De acordo com Carvalho (2006), há diversas pesquisas que afirmam que a ingestão de comida com açúcar provoca reações parecidas às que acontecem com pessoas que são dependentes de drogas. Em uma experiência com ratos, foi observado que, em relação aos ratos que eram alimentados normalmente, os ratos em que o açúcar era fornecido manifestavam sintomas de abstinência como ranger de dentes, ansiedade e choro excessivo.

Além de comer compulsivamente quando o açúcar era novamente disponibilizado, ingerindo mais da metade da ração diária já na primeira hora. Vale salientar que a quantidade de açúcar disponibilizada na ração dos ratos era 25%, e alguns alimentos que nós consumimos são 100% açúcar.
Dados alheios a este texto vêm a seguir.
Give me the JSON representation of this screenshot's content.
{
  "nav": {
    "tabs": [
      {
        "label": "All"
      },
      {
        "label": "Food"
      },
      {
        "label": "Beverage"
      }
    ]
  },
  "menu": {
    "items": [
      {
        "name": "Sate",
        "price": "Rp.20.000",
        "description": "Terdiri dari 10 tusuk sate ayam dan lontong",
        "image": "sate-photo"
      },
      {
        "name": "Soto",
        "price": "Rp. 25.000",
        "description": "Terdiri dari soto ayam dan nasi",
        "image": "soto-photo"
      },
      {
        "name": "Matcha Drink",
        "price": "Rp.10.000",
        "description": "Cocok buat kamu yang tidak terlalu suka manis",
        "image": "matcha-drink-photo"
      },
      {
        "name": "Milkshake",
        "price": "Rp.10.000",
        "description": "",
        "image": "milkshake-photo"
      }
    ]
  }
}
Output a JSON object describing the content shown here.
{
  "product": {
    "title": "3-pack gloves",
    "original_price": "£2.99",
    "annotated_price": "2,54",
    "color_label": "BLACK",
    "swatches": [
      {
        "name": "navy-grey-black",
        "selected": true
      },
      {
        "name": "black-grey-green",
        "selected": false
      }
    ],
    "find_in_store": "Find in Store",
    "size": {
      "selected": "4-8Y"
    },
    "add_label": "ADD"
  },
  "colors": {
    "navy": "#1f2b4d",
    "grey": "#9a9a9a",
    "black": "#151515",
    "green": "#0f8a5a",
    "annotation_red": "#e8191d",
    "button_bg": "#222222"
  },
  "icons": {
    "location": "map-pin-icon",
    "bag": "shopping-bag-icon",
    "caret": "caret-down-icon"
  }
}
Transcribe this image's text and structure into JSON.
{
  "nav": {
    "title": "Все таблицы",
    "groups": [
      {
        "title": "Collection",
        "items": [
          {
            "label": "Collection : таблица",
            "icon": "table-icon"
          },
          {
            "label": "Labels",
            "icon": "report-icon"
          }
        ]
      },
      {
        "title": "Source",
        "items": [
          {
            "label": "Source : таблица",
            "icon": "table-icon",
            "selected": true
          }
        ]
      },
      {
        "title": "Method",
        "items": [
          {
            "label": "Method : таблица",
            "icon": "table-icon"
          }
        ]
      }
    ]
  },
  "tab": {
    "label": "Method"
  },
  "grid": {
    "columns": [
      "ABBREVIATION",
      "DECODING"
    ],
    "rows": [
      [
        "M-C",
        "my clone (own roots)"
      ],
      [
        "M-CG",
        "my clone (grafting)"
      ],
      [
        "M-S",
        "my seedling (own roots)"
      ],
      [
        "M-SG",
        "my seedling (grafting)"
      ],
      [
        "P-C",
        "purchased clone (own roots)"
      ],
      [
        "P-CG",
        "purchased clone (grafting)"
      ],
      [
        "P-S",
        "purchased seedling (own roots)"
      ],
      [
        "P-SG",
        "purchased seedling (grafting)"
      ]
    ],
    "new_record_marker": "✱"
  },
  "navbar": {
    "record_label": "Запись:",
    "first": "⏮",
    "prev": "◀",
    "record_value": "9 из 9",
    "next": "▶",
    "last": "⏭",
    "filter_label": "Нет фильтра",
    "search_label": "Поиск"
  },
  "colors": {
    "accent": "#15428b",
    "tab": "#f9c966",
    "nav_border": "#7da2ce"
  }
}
Dessa forma, ao consumirmos o açúcar, mesmo após estarmos satisfeitos, vamos querer comer mais e mais, além de não conseguir passar se quer um só dia sem ingeri-lo – e isso é dependência! Essa dependência acontece porque o açúcar proporciona uma sensação de prazer intenso momentâneo, sendo tão difícil resistir a esse alimento, e às suas altas calorias.

 

Quando o açúcar está mascarado!

Não tem como negar: seu sabor é muito atrativo, e isso sem contar suas diversas utilidades. No entanto, não podemos nos enganar. Na maior parte das vezes, o açúcar se máscara. Muitas bebidas que tomamos, por exemplo, contém muito açúcar, e por não ter sabor muito doce, não nos damos conta disso. A maioria dos alimentos industrializados que contém conservantes, contém açúcar também; muitas vezes nem sabemos o que estamos consumindo.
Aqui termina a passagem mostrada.